Jerónimo Gurrola Grave

ANTORCHA CAMPESINA

Mala oferta política

Tan mal está la generación de empleos bien pagados en México que en los últimos días han surgido como hongos en época de lluvia los precandidatos a todo, a cualquier puesto a lo largo y ancho del país, de todos los partidos políticos, que a partir de esta elección, como consecuencia de la reforma política, se incrementó con los candidatos independientes, muchos de ellos conocidos por el electorado aunque no necesariamente con merecimientos, algunos otros no tanto y otros más, ilustres desconocidos por la sociedad pero con respaldo de políticos poderosos o simples ingenuos que se creen merecedores el voto de la gente.

Hay quienes calculan en más de 30 mil los aspirantes a nivel nacional que se disputarán los 3 mil 406 puestos: 629 federales y 2,697 cargos locales, cantidad mayor a 2012 en donde se jugaron 2,127 cargos de elección popular: el presidente de la república, nueve gobernadores, 500 diputados federales, 128 senadores 1,620 alcaldes en 24 estados, 160 concejales en Ciudad de México, además de 24 juntas municipales en Campeche y 972 diputados locales en 27 entidades, que por cierto, gastarán según el INE, aproximadamente 6,788 millones de pesos sólo en los partidos y más de 25 mil millones en total, la cifra más alta de la historia.

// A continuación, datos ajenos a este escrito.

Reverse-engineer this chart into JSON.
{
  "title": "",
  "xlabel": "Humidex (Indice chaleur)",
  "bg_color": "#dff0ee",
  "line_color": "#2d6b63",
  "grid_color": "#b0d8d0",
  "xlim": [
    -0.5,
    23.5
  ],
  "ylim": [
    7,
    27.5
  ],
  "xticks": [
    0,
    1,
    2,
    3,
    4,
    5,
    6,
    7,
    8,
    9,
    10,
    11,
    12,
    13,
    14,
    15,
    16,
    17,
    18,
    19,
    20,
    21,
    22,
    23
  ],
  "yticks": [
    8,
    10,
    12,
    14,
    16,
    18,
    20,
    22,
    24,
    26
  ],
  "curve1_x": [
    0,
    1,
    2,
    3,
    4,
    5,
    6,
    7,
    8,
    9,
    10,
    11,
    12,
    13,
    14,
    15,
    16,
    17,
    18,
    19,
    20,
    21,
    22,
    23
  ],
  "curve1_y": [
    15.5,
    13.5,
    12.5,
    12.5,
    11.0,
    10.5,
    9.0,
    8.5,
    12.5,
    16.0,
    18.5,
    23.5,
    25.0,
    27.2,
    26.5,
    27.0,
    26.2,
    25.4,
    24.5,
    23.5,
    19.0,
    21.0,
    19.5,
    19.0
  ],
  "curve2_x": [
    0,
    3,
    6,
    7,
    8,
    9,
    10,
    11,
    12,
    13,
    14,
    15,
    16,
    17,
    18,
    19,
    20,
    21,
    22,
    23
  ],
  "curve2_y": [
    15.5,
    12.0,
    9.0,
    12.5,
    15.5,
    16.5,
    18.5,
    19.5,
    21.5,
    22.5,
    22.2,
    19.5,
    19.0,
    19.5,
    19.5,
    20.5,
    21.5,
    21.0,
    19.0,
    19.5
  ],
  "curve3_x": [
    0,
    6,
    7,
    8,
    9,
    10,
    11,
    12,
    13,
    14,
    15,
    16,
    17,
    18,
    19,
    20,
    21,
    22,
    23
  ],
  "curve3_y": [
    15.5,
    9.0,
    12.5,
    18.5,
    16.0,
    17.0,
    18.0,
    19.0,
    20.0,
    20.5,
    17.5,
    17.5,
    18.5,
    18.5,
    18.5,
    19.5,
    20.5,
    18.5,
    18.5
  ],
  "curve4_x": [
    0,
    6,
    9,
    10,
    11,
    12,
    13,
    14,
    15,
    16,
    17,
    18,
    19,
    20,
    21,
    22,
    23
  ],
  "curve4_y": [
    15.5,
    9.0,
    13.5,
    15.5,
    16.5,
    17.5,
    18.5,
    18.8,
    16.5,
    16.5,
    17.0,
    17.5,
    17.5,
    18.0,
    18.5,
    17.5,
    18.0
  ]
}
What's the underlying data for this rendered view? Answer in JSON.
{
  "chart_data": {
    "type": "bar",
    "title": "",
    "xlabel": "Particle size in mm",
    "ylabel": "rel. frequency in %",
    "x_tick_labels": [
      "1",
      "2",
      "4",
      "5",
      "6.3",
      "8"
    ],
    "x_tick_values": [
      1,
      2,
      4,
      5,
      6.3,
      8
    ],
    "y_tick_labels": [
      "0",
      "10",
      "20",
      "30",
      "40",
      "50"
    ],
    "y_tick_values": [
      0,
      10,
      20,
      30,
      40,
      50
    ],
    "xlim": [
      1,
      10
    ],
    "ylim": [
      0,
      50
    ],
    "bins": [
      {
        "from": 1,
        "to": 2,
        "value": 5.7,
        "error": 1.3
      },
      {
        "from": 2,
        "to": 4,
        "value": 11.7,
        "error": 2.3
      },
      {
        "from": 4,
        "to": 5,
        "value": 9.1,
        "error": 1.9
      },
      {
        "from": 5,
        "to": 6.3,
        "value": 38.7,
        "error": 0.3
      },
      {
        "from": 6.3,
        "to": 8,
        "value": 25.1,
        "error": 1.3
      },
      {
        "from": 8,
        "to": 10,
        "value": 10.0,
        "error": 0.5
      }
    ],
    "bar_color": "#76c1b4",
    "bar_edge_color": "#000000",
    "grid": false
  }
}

Para la presidencia de la república se registraron, Andrés Manuel López Obrador, por la coalición “Juntos Haremos Historia” integrada por Morena, Partido del Trabajo y el Partido Encuentro Social. José Antonio Meade del PRI en la alianza “Todos por México”, junto con el PVEM y Nueva Alianza. Ricardo Anaya del PAN en la alianza “Por México al Frente”, con el PRD y Movimiento Ciudadano, y los autodenominados “independientes” Margarita Zavala, esposa de Felipe Calderón, el ex gobernador de Nuevo León, Jaime Rodríguez “El Bronco”, el periodista Pedro Ferriz de Con y el Senador Armando Ríos Piter y otros 34 más que ni idea tienen de los que significa la gran responsabilidad de gobernar a los mexicanos.

Igualmente en Querétaro, los pre candidatos de todos los partidos, además de los llamados independientes y ciudadanos acudieron desesperados a sus respectivas sedes partidistas y al INE, por montones. Los hay desde quienes ambicionando un puesto de mayores ingresos y poder, al no quedarles más, con todo y observaciones de la ESFE que no han subsanado decidieron “sacrificarse” aunque sea por una alcaldía, como las maestras, del PAN y del PRI, Mary García y Celia Durán Terrazas, de Huimilpan, hasta los que reconociendo no ser inteligentes pero sí aferrados como el panista Alejandro Ochoa Valencia, que busca la reelección como presidente municipal de Colón.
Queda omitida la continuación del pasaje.